As we stand on the precipice of 2026, dBase has effectively completed its lifecycle from groundbreaking innovation to legacy artifact. Its direct relevance in new application development is virtually nil. The notion of building a scalable, secure, and high-performance application on dBase today is akin to building a skyscraper on a foundation of straw. The limitations are not merely theoretical; they are practical barriers to modern software engineering.
However, this does not mean dBase has vanished entirely. Its enduring legacy lies in the millions of .dbf files that still exist, containing historical business data, archival records, and data from systems that have yet to be fully migrated. For database professionals and IT managers, understanding dBase today means understanding how to interface with these legacy files.
Modern programming languages and frameworks offer libraries to interact with .dbf files. For instance, PHP provides a suite of functions, including dbase_open(), dbase_get_record(), dbase_add_record(), and dbase_close(), allowing for read, write, and update operations. Libraries like org.majkel/dbase for PHP further facilitate this interaction, even offering basic transaction management and filtering capabilities. These tools are not for building new systems, but for the crucial task of data extraction, migration, and maintenance.
The “configuration” of dBase in this modern context is less about SET commands and more about the parameters passed to these library functions – file paths, access modes, and data encoding. The expressive power of dBase itself is still present in the interpretation of legacy data, but it’s now mediated by modern code.
The critical verdict is clear and has been for decades: dBase is a foundational technology whose time for active development has long passed. It is an important chapter in the history of computing, a testament to early innovation in data management. Its .dbf format remains a historical curiosity and, more importantly, a practical challenge for data maintenance and migration projects. For new ventures, the path forward is unequivocally with robust, scalable, and feature-rich RDBMS like PostgreSQL, MySQL, SQL Server, Oracle, or cloud-native solutions.

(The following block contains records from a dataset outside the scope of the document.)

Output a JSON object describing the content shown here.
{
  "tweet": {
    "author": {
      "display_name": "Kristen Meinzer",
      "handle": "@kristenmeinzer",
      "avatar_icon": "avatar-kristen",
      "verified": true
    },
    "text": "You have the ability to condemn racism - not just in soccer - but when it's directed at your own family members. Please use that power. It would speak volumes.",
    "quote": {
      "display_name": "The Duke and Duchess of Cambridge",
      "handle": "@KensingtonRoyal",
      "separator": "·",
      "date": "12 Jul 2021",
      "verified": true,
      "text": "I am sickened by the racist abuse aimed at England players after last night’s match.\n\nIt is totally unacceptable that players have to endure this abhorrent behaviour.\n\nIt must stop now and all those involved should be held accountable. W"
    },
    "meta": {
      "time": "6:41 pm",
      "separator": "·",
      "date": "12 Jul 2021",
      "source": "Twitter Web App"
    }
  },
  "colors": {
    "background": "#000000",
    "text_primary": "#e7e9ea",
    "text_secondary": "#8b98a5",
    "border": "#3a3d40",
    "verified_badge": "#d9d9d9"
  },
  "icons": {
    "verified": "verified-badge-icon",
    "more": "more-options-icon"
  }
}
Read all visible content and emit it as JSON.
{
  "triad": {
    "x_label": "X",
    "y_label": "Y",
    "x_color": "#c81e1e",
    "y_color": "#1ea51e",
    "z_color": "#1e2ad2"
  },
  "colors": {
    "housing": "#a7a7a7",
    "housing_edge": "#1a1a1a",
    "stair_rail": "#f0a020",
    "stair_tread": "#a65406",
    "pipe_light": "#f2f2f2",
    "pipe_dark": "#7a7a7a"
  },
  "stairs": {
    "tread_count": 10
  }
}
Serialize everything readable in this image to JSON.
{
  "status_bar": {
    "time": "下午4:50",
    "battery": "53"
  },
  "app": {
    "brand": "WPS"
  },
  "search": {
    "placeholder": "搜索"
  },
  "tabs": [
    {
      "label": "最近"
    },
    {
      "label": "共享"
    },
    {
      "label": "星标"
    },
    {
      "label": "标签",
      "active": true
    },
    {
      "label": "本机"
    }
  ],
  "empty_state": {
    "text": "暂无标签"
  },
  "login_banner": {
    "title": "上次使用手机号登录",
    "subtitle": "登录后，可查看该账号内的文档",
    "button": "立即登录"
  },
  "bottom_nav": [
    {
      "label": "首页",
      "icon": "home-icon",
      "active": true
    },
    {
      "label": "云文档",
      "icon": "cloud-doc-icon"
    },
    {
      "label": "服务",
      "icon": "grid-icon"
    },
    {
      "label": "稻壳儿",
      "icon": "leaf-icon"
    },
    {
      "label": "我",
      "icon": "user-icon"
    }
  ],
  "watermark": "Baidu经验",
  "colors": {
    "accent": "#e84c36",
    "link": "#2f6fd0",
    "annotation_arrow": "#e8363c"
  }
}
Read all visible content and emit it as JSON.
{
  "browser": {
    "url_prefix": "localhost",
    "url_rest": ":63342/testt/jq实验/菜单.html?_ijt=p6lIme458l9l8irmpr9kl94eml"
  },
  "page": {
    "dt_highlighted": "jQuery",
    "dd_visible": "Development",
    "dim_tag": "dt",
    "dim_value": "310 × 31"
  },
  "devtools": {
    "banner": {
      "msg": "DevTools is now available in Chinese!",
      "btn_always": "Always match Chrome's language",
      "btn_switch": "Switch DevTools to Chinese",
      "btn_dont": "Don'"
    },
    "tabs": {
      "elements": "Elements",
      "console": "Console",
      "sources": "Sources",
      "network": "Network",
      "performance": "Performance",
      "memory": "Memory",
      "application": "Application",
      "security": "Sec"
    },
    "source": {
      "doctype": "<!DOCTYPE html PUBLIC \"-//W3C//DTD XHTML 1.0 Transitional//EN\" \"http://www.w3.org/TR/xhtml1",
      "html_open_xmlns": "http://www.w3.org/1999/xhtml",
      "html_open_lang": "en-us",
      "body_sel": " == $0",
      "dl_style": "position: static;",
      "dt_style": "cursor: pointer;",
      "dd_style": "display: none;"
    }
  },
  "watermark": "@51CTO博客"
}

The nearly fifty-year journey of dBase, from its triumphant rise to its eventual quiet retirement, serves as a poignant reminder of the relentless march of technological progress. It’s a story not of failure, but of evolution. dBase paved the way, enabling a generation of digital transformation, and in doing so, it laid the groundwork for the sophisticated database systems we rely on today. Its era of dominance is over, but its impact resonates in the very fabric of how we manage and understand data.